As described above, according to the present invention, it is possible to improve the degree of freedom of knowledge as compared with the conventional partition wall, and it is possible to easily transport the partition wall.

[Brief description of drawings]

FIG. 1 is a perspective view of a partition wall 1 showing a first embodiment of the present invention.

FIG. 2 is a perspective view showing a process of creating the partition wall 1.

FIG. 3 is a perspective view showing a process of creating the partition wall 1.

FIG. 4 is a perspective view showing a process of creating the partition wall 1.

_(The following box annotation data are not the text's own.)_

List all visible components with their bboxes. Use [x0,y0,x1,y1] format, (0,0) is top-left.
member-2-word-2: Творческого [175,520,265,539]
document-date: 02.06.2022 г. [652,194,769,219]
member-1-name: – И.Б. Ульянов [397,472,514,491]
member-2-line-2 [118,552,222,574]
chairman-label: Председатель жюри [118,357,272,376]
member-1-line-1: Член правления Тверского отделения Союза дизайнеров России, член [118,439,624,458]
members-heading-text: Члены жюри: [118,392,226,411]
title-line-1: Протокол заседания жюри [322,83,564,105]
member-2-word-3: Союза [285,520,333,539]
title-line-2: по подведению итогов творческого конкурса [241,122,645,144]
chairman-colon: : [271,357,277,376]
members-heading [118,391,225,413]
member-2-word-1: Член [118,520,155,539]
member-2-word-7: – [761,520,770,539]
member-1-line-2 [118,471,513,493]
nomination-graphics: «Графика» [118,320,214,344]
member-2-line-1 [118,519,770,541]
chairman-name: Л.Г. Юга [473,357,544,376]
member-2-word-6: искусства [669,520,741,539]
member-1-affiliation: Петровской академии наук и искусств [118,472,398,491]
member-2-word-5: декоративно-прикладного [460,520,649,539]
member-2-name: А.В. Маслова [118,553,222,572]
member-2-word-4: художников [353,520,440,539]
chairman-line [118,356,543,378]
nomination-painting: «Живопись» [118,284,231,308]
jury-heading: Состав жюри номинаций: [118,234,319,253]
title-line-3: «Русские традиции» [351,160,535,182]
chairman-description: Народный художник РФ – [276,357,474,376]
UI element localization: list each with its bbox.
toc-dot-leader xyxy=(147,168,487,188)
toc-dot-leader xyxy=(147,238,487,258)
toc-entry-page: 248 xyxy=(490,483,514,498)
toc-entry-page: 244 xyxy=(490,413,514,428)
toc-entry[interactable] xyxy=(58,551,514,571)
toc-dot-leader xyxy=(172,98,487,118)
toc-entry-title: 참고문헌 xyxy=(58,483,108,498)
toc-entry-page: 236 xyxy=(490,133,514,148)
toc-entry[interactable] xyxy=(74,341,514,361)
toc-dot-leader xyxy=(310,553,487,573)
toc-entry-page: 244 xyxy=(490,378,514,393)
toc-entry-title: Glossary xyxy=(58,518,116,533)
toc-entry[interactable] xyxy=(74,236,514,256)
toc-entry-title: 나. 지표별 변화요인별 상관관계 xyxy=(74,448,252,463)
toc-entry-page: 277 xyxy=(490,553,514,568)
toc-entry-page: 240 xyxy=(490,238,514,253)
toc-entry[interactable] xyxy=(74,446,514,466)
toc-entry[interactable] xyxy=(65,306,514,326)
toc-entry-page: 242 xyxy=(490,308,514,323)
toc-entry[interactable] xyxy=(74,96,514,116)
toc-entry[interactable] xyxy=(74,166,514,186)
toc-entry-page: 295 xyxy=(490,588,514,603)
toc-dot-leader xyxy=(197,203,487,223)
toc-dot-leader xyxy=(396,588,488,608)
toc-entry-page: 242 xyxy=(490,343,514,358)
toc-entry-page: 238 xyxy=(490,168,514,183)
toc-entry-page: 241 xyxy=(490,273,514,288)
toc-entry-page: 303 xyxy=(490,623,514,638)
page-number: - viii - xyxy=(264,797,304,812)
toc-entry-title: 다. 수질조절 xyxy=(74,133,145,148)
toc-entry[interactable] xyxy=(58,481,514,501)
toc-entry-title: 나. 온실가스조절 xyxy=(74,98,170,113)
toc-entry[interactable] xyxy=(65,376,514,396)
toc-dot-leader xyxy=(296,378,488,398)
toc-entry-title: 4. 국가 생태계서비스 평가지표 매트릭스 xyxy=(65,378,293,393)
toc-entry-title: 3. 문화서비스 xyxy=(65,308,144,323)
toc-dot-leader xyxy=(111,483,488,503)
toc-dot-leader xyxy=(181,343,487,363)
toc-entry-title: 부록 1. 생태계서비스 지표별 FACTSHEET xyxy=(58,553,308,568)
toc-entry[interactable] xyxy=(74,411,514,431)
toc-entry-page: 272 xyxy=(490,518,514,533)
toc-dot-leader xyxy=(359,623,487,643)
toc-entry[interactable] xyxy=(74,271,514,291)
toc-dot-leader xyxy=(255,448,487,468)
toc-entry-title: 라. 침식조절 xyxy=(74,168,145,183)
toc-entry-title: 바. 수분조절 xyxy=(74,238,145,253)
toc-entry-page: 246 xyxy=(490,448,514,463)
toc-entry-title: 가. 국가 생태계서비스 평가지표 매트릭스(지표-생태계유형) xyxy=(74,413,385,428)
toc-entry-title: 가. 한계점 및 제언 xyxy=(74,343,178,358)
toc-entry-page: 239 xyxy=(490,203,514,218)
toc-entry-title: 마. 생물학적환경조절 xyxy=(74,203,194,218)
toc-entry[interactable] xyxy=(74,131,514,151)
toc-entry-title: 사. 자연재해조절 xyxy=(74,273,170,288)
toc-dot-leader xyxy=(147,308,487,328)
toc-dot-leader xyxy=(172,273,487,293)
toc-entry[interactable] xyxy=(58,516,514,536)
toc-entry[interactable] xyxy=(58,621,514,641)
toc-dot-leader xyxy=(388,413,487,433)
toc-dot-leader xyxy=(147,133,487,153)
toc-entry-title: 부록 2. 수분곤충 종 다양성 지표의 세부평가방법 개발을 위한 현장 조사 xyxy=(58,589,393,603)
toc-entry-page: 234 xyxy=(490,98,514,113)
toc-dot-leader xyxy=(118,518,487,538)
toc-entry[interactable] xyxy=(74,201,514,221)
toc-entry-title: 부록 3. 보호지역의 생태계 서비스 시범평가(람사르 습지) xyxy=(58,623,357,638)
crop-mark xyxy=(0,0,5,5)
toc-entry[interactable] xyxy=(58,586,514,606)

FIG. 5 is a perspective view showing a process of creating the partition wall 1.

FIG. 6 is a perspective view of a partition wall 1 showing a second embodiment of the present invention.

[Explanation of symbols]

DESCRIPTION OF SYMBOLS 1 ... Partition wall 2 ... Opening 3 ... Flower pot 5 ... Surface wall layer 6 ... Weight layer 7 ... Drain 10 ... Skeleton 10A ... Reinforcing bar (wire) 11 ... Mesh wall 11A ... Wire mesh (sheet mesh)

Claims (5)

[Claims] 1. A skeleton formed by combining wire rods into a required shape as a whole, a net-like wall body having a hollow inside formed by attaching a sheet-like net body around and around the skeleton, and a surface of the net-like wall body. An outer wall layer formed by applying an outer wall material such as mortar to the partition wall. 2. The partition wall according to claim 1, wherein a flower pot having a water draining hole that opens toward the inside of the mesh wall body is provided in the bottom portion integrally with the outer wall layer. 3. The partition wall according to claim 1, wherein a weight layer made of concrete or the like is provided on an inner bottom portion of the mesh wall body. 4. A flower pot having a drainage hole that opens toward the inside of the mesh wall body is provided integrally with the outer wall layer, and a weight layer made of concrete or the like is provided on the inner bottom portion of the mesh wall body. The partition wall according to claim 1, wherein the weight layer is provided with a drain for draining water from the drain hole to the outside of the mesh wall body. 5. A wire frame is combined to form a skeleton of a desired shape as a whole, and then a sheet-like net body is wrapped around the skeleton frame to form a net wall body having a hollow interior and an opening at the top. Next, concrete or the like is poured into the mesh wall body to provide a weight layer on the inner bottom portion of the mesh wall body, and then the sheet mesh body forming the mesh wall body is bent to close the opening. Then, a method of manufacturing a partition wall, characterized in that an outer wall material such as mortar is applied to the surface of the mesh wall body with the opening closed to form an outer wall layer.